Debatte in Hamburg: Fondsmanager im Hotel "Vier Jahreszeiten"

Debatte in Hamburg: Fondsmanager im Hotel "Vier Jahreszeiten"

Diese Gefahren bringt der Krieg für die Bankenbranche

Ein besonderes Augenmerk gilt in jeder Krise der international vernetzten Bankenwelt – immer im Hinterkopf der Dominoeffekt, den Politik und Notenbanken in der Finanzkrise 2008/2009 mit großer Mühe verhinderten. Auch der Ukrainekrieg trifft die Banken schwer. Der europäische Bankenindex EuroStoxx Banks stürzte um bis zu 40 Prozent ab. Große Einbrüche erlebten auch die Deutsche Bank und die Commerzbank, die in den Monaten zuvor zu regelrechten Anlegerlieblingen avanciert waren. Unser Kollege Christoph Rottwilm hat sich daher die Frage gestellt, wie stark die europäischen Banken durch den Krieg in der Ukraine belastet werden. Ergebnis: Die deutschen Banken haben ihr Engagement in Russland schon in den vergangenen Jahren reduziert. Anders sieht es bei einigen Instituten in Österreich, Italien und Frankreich aus, die ihre Geschäfte in Russland zuletzt ausgebaut haben. Am stärksten engagiert ist die österreichische Raiffeisen Bank, die in Russland 4,3 Millionen Kunden und 9300 Mitarbeiter hat, in der Ukraine 2,9 Millionen Kunden und 6600 Mitarbeiter. Doch die Bank gibt Entwarnung: Das Institut werde diese Krise überstehen.

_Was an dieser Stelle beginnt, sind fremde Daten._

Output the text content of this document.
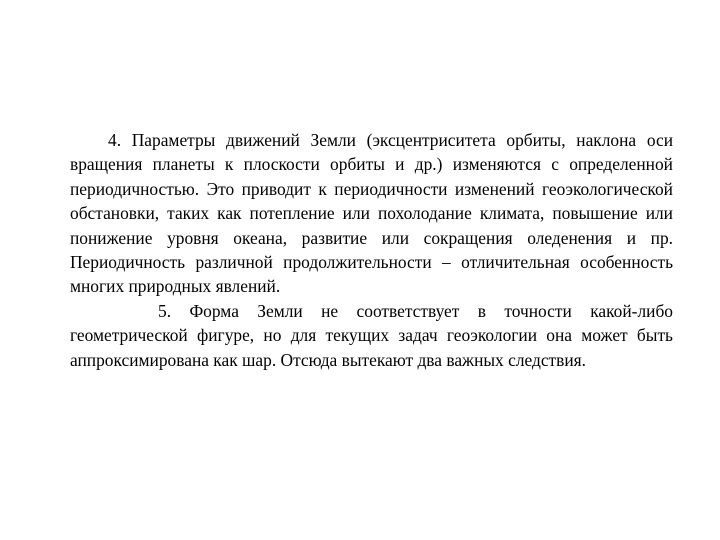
4. Параметры движений Земли (эксцентриситета орбиты, наклона оси вращения планеты к плоскости орбиты и др.) изменяются с определенной периодичностью. Это приводит к периодичности изменений геоэкологической обстановки, таких как потепление или похолодание климата, повышение или понижение уровня океана, развитие или сокращения оледенения и пр. Периодичность различной продолжительности – отличительная особенность многих природных явлений.

5. Форма Земли не соответствует в точности какой-либо геометрической фигуре, но для текущих задач геоэкологии она может быть аппроксимирована как шар. Отсюда вытекают два важных следствия.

Die Wirtschaftsnews des Tages:

  • Nord Stream 2 wird für Uniper zum finanziellen Desaster: Der Düsseldorfer Energiekonzern Uniper vollzieht angesichts der russischen Invasion in der Ukraine in seinem Russland-Geschäft eine Kehrtwende. Uniper werde keine neuen Investitionen in Russland tätigen, teilte das Unternehmen mit. Seine Darlehen zur Finanzierung der Pipeline Nord Stream 2 in Höhe von rund einer Milliarde Euro schreibt der Konzern komplett ab.

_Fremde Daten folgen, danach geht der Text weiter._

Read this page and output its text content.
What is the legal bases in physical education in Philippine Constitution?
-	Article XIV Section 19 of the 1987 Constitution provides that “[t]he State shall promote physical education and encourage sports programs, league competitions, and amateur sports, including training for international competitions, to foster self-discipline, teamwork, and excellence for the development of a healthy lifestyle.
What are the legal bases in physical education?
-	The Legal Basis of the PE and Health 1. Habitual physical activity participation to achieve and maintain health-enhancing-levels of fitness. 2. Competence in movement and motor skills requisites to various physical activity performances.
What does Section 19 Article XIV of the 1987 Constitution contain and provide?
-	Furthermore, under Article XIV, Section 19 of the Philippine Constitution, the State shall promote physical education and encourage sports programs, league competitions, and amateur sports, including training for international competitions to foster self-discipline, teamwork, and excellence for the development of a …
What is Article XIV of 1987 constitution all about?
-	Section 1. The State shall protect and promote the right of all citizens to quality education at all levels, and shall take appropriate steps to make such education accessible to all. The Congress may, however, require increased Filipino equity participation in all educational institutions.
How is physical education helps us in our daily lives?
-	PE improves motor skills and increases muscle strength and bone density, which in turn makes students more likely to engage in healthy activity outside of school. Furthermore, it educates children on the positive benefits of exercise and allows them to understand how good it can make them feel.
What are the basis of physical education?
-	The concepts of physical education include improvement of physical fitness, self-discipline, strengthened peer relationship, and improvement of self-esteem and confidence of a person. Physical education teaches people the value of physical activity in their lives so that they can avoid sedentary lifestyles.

  • Volocopter will mit neuem Chef doch noch an die Börse: Das unter Druck geratene Flugtaxi-Startup Volocopter verpflichtet den erfahrenen Airbus-Manager Dirk Hoke als neuen Chef. Der frühere Chef der Rüstungs- und Raumfahrt-Sparte von Airbus werde im September den Führungsposten vom langjährigen Firmenchef Florian Reuter übernehmen, kündigte das Unternehmen am Dienstag an. Hoke soll den teuren Zulassungsprozess steuern – und die Firma nach dem geplatzten Börsengang nun 2024 an den Kapitalmarkt bringen.

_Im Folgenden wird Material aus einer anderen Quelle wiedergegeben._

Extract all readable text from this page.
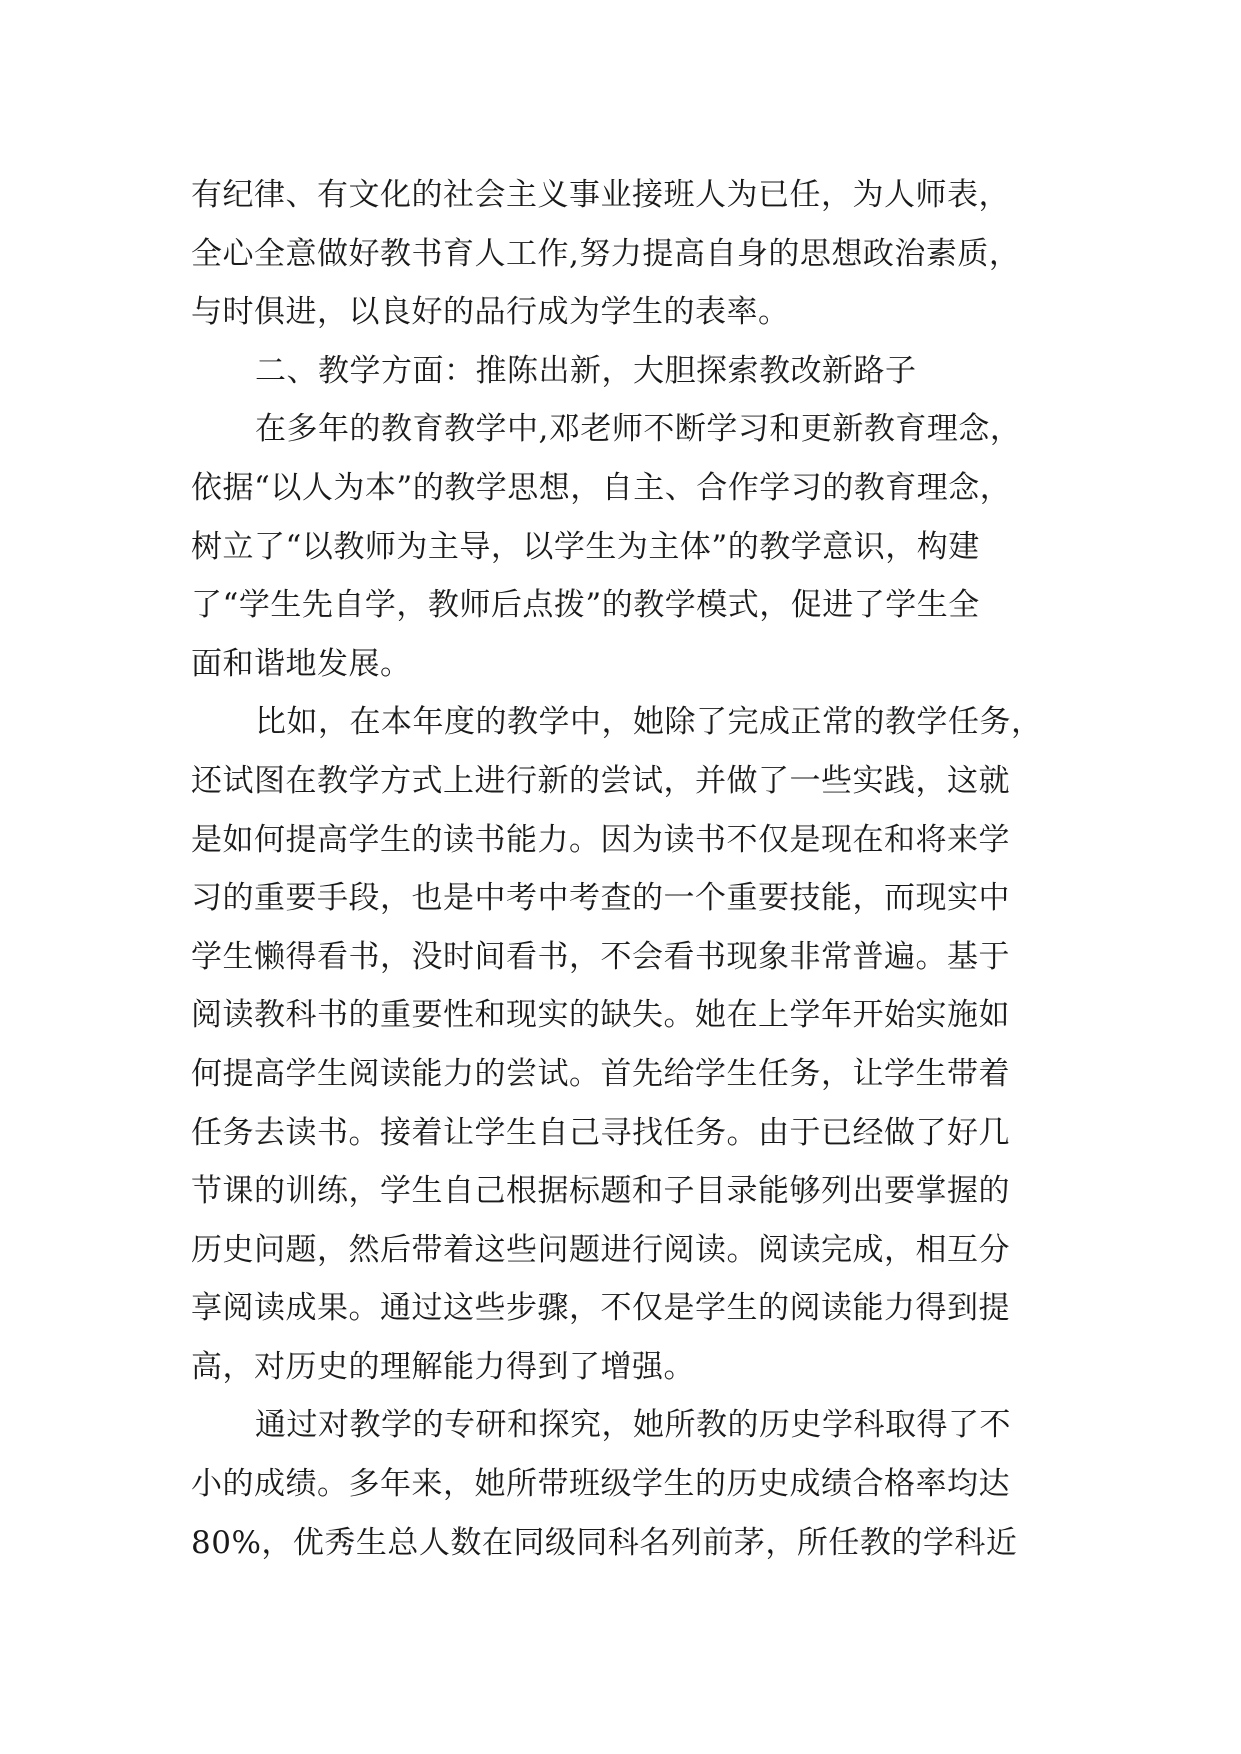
有纪律、有文化的社会主义事业接班人为已任，为人师表，
全心全意做好教书育人工作,努力提高自身的思想政治素质，
与时俱进，以良好的品行成为学生的表率。
二、教学方面：推陈出新，大胆探索教改新路子
在多年的教育教学中,邓老师不断学习和更新教育理念，
依据“以人为本”的教学思想，自主、合作学习的教育理念，
树立了“以教师为主导，以学生为主体”的教学意识，构建
了“学生先自学，教师后点拨”的教学模式，促进了学生全
面和谐地发展。
比如，在本年度的教学中，她除了完成正常的教学任务，
还试图在教学方式上进行新的尝试，并做了一些实践，这就
是如何提高学生的读书能力。因为读书不仅是现在和将来学
习的重要手段，也是中考中考查的一个重要技能，而现实中
学生懒得看书，没时间看书，不会看书现象非常普遍。基于
阅读教科书的重要性和现实的缺失。她在上学年开始实施如
何提高学生阅读能力的尝试。首先给学生任务，让学生带着
任务去读书。接着让学生自己寻找任务。由于已经做了好几
节课的训练，学生自己根据标题和子目录能够列出要掌握的
历史问题，然后带着这些问题进行阅读。阅读完成，相互分
享阅读成果。通过这些步骤，不仅是学生的阅读能力得到提
高，对历史的理解能力得到了增强。
通过对教学的专研和探究，她所教的历史学科取得了不
小的成绩。多年来，她所带班级学生的历史成绩合格率均达
80%，优秀生总人数在同级同科名列前茅，所任教的学科近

Was uns sonst noch beschäftigt hat:

  • Die Corona-Pandemie hat die Menschen in Deutschland psychisch stark belastet und dabei am meisten arbeitenden Müttern zugesetzt. Das ist das Ergebnis einer europaweiten Studie, die der Versicherungskonzern Axa 2021 zum zweiten Mal seit Ausbruch der Pandemie durchgeführt hat. 57 Prozent der befragten Deutschen gaben an, derzeit nicht glücklich zu sein. Nur in Großbritannien und Italien sind die Menschen noch unglücklicher als hierzulande. Besonders auffällig: Arbeitende Mütter in Deutschland hat die Pandemie am stärksten mental belastet, stärker noch als in allen anderen Ländern Europas und als alle anderen befragten Gruppen. Unsere Kolleginnen vom Harvard Business manager haben in ihrem Podcast Team A mit Thilo Schumacher, dem Vorstandsvorsitzender der Axa, über die Studie und die Folgerungen daraus gesprochen. Hören Sie doch einmal rein! 

Meine Empfehlung für den Abend:

Dealmaker Nummer eins: Sullivan-&-Cromwell-Anwalt Carsten Berrar

Dealmaker Nummer eins: Sullivan-&-Cromwell-Anwalt Carsten Berrar

Foto:

Marc Krause für manager magazin

  • Wie die größten Dealmaker den Markt aufmischen: Es ist ein nur kleiner Kreis von Topanwälten, der in Deutschland immer wieder die großen Übernahmeschlachten und M&A-Deals sortiert. Zwei Männer haben dabei in den vergangenen Jahren besonders stark an Einfluss gewonnen: Carsten Berrar und Rick van Aerssen. Die neuen Topanwälte treten unprätentiös auf. Doch vom zurückhaltenden Gestus sollte man sich nicht täuschen lassen. "Der Einfluss dieser Anwälte hat dramatisch zugenommen", sagt ein Berater. Wenn in Verhandlungen neue Organisationen gebaut werden, über Karrieren und ganze Geschäftszweige entschieden wird, sind es Anwälte wie Berrar und van Aerssen, die weit mehr als nur zu Rechtsdingen beraten und ein paar Paragrafen oder höchstrichterliche Urteile rezitieren. Sie sind oftmals die Architekten der neuen Unternehmen – oder zumindest zentrale Berater der Bauherren. Unsere Kollegen Jonas Rest, Angela Maier und Eva Buchhorn haben sich die neue Deal-Elite angeschaut. 

Ich wünsche Ihnen einen schönen Abend!